Roughly a thousand people squeezed into a hall to see James Hansen talk this afternoon. They occupied all of the seats, then lined up along exterior walls. The aisles filled up with squatters, and dozens stood on tippy-toes outside trying to get a peak. At one point Mascone Center organizers forced dozens of people out, threatening to call the fire marshal and shut down the talk altogether. Then they gave up, allowing this intrepid reporter to sneak in.
There’s some rumbling within the scientific community about the way Hansen is mixing his science, as director of NASA’s Goddard Institute for Space Studies, with his activism, but clearly this has not eaten into his star power. Hansen talked about his latest research, which suggests that goals of limiting atmospheric carbon dioxide levels to 450 parts per million are too tame. He is advocating an upper limit of 350 – 35 below current levels – at a time when many are scratching their heads trying to figure out how to stabilize at 450, or even 550.
To illustrate the dangers, he talks about the “Venus Syndrome,” which is essentially runaway warming that eventually boils off the oceans and makes the planet uninhabitable. At least with a snowball earth scenario – which is, admittedly, equally bad for humanity – greenhouse gases pumped into the atmosphere by volcanoes would eventually trap enough heat to melt the ice and start the whole experiment over again. “There is no escape from the Venus Syndrome,” he says.
How close we are to the brink is not clear. “Our model blows up before the oceans boil,” he says, but the results suggest that runaway warning could be a factor of 5-20 beyond the current climate forcing.

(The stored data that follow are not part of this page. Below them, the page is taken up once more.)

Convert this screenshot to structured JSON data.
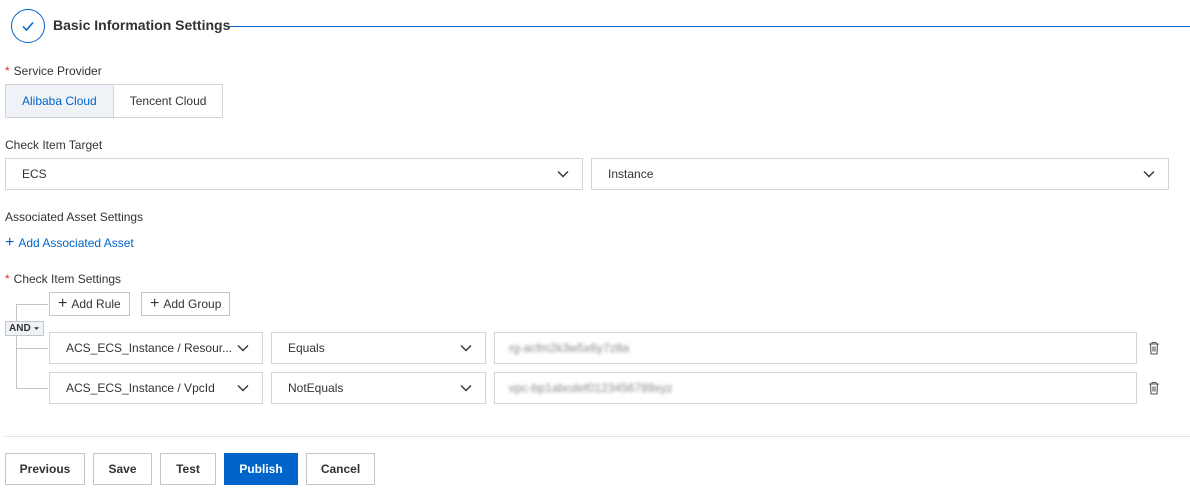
{
  "section": {
    "title": "Basic Information Settings"
  },
  "service_provider": {
    "label": "Service Provider",
    "required_mark": "*",
    "options": [
      "Alibaba Cloud",
      "Tencent Cloud"
    ],
    "selected": "Alibaba Cloud"
  },
  "check_item_target": {
    "label": "Check Item Target",
    "product": "ECS",
    "resource_type": "Instance"
  },
  "associated_assets": {
    "label": "Associated Asset Settings",
    "add_label": "Add Associated Asset"
  },
  "check_item_settings": {
    "label": "Check Item Settings",
    "required_mark": "*",
    "add_rule_label": "Add Rule",
    "add_group_label": "Add Group",
    "logic_operator": "AND",
    "rules": [
      {
        "field": "ACS_ECS_Instance / Resour...",
        "operator": "Equals",
        "value": "rg-acfm2k3w5x6y7z8a"
      },
      {
        "field": "ACS_ECS_Instance / VpcId",
        "operator": "NotEquals",
        "value": "vpc-bp1abcdef0123456789xyz"
      }
    ]
  },
  "footer": {
    "previous": "Previous",
    "save": "Save",
    "test": "Test",
    "publish": "Publish",
    "cancel": "Cancel"
  },
  "colors": {
    "primary": "#0064c8",
    "required": "#d93026",
    "border": "#d1d5db"
  }
}
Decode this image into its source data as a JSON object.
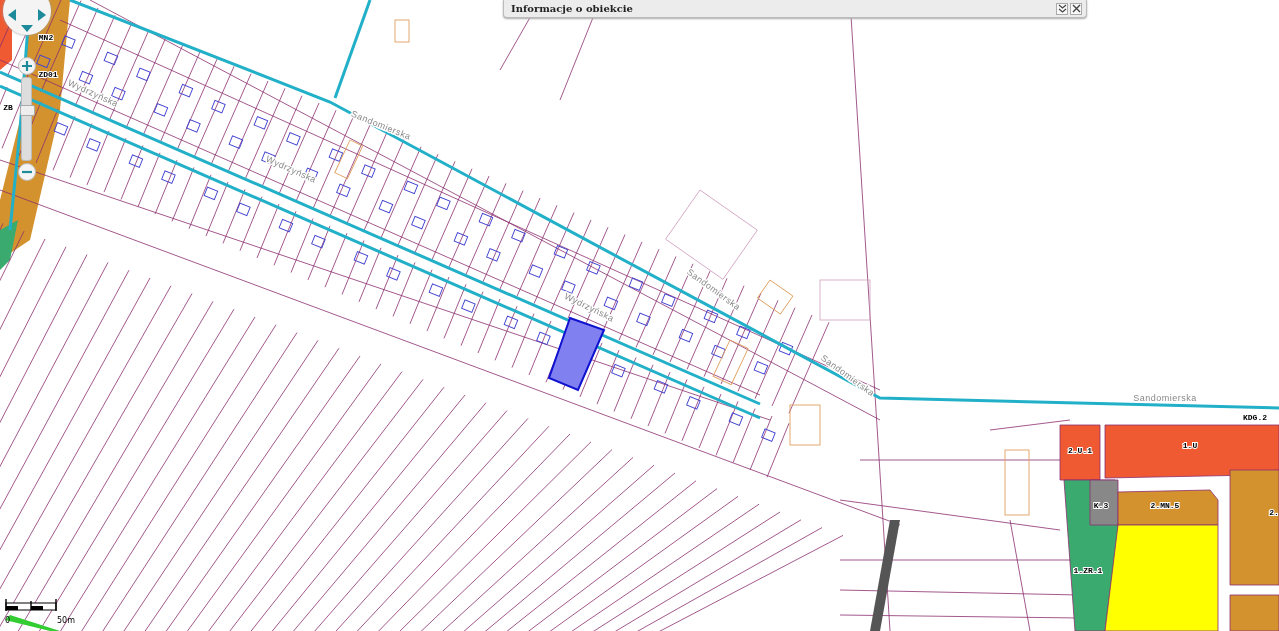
{
  "info_panel": {
    "title": "Informacje o obiekcie"
  },
  "street_labels": [
    {
      "text": "Sandomierska"
    },
    {
      "text": "Sandomierska"
    },
    {
      "text": "Sandomierska"
    },
    {
      "text": "Sandomierska"
    },
    {
      "text": "Wydrzyńska"
    },
    {
      "text": "Wydrzyńska"
    },
    {
      "text": "Wydrzyńska"
    }
  ],
  "zone_labels": [
    {
      "text": "MN2"
    },
    {
      "text": "ZD01"
    },
    {
      "text": "ZB"
    },
    {
      "text": "KDG.2"
    },
    {
      "text": "2.U.1"
    },
    {
      "text": "1.U"
    },
    {
      "text": "K.3"
    },
    {
      "text": "2.MN.5"
    },
    {
      "text": "1.ZR.1"
    },
    {
      "text": "2."
    }
  ],
  "zoom": {
    "level": 0.6
  },
  "scale_bar": {
    "start": "0",
    "end": "50m"
  }
}
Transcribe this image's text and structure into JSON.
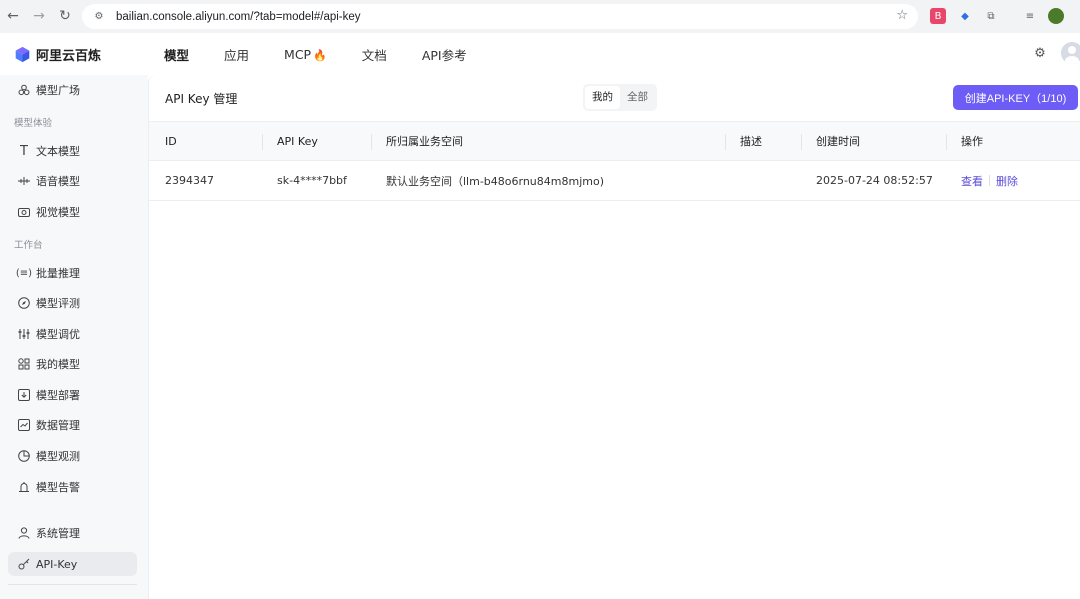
{
  "browser": {
    "url": "bailian.console.aliyun.com/?tab=model#/api-key"
  },
  "brand": {
    "name": "阿里云百炼",
    "accent": "#6d5cf6"
  },
  "topnav": {
    "tabs": [
      {
        "label": "模型",
        "active": true
      },
      {
        "label": "应用",
        "active": false
      },
      {
        "label": "MCP",
        "active": false
      },
      {
        "label": "文档",
        "active": false
      },
      {
        "label": "API参考",
        "active": false
      }
    ]
  },
  "sidebar": {
    "items_top": [
      {
        "label": "模型广场",
        "icon": "model-square-icon"
      }
    ],
    "section_experience": "模型体验",
    "experience_items": [
      {
        "label": "文本模型",
        "icon": "text-icon"
      },
      {
        "label": "语音模型",
        "icon": "audio-icon"
      },
      {
        "label": "视觉模型",
        "icon": "camera-icon"
      }
    ],
    "section_workbench": "工作台",
    "workbench_items": [
      {
        "label": "批量推理",
        "icon": "batch-icon"
      },
      {
        "label": "模型评测",
        "icon": "compass-icon"
      },
      {
        "label": "模型调优",
        "icon": "tune-icon"
      },
      {
        "label": "我的模型",
        "icon": "grid-icon"
      },
      {
        "label": "模型部署",
        "icon": "deploy-icon"
      },
      {
        "label": "数据管理",
        "icon": "chart-icon"
      },
      {
        "label": "模型观测",
        "icon": "pie-icon"
      },
      {
        "label": "模型告警",
        "icon": "alarm-icon"
      }
    ],
    "bottom_items": [
      {
        "label": "系统管理",
        "icon": "user-icon"
      },
      {
        "label": "API-Key",
        "icon": "key-icon",
        "active": true
      }
    ]
  },
  "main": {
    "title": "API Key 管理",
    "segment": [
      "我的",
      "全部"
    ],
    "segment_active": 0,
    "create_button": "创建API-KEY（1/10)",
    "columns": [
      "ID",
      "API Key",
      "所归属业务空间",
      "描述",
      "创建时间",
      "操作"
    ],
    "rows": [
      {
        "id": "2394347",
        "api_key": "sk-4****7bbf",
        "workspace": "默认业务空间（llm-b48o6rnu84m8mjmo)",
        "description": "",
        "created": "2025-07-24 08:52:57",
        "actions": [
          "查看",
          "删除"
        ]
      }
    ]
  }
}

Doomsday scenarios aside, Hansen covered a range of impacts already being felt and said even more are built into the system, which means we need to go in reverse to preserve the planet we all know and love. And that means halting the use of fossil fuels, particularly coal (for more on that, check here). He made a pitch for nuclear power and said things like biochar and better agriculture and forestry practices would enable society to pull carbon dioxide out of the atmosphere. How to get it all done? He recommends instituting a strong carbon tax and returning revenue to people on a per-capita basis in order to get them to buy in.
Sounds good. But overhauling the entire energy sector will take time, not to mention coordination with other countries. And it’s not clear which technologies can scale up how far, let alone how fast. Citing some of these problems, one questioner got right to the point: “Is the planet really just doomed?”
Pausing to let the chuckles die down, Hansen tried to put a positive spin on things. “I think we will solve the problem, but it does probably require a carbon price,” he said. “And politicians are just not willing to do that.”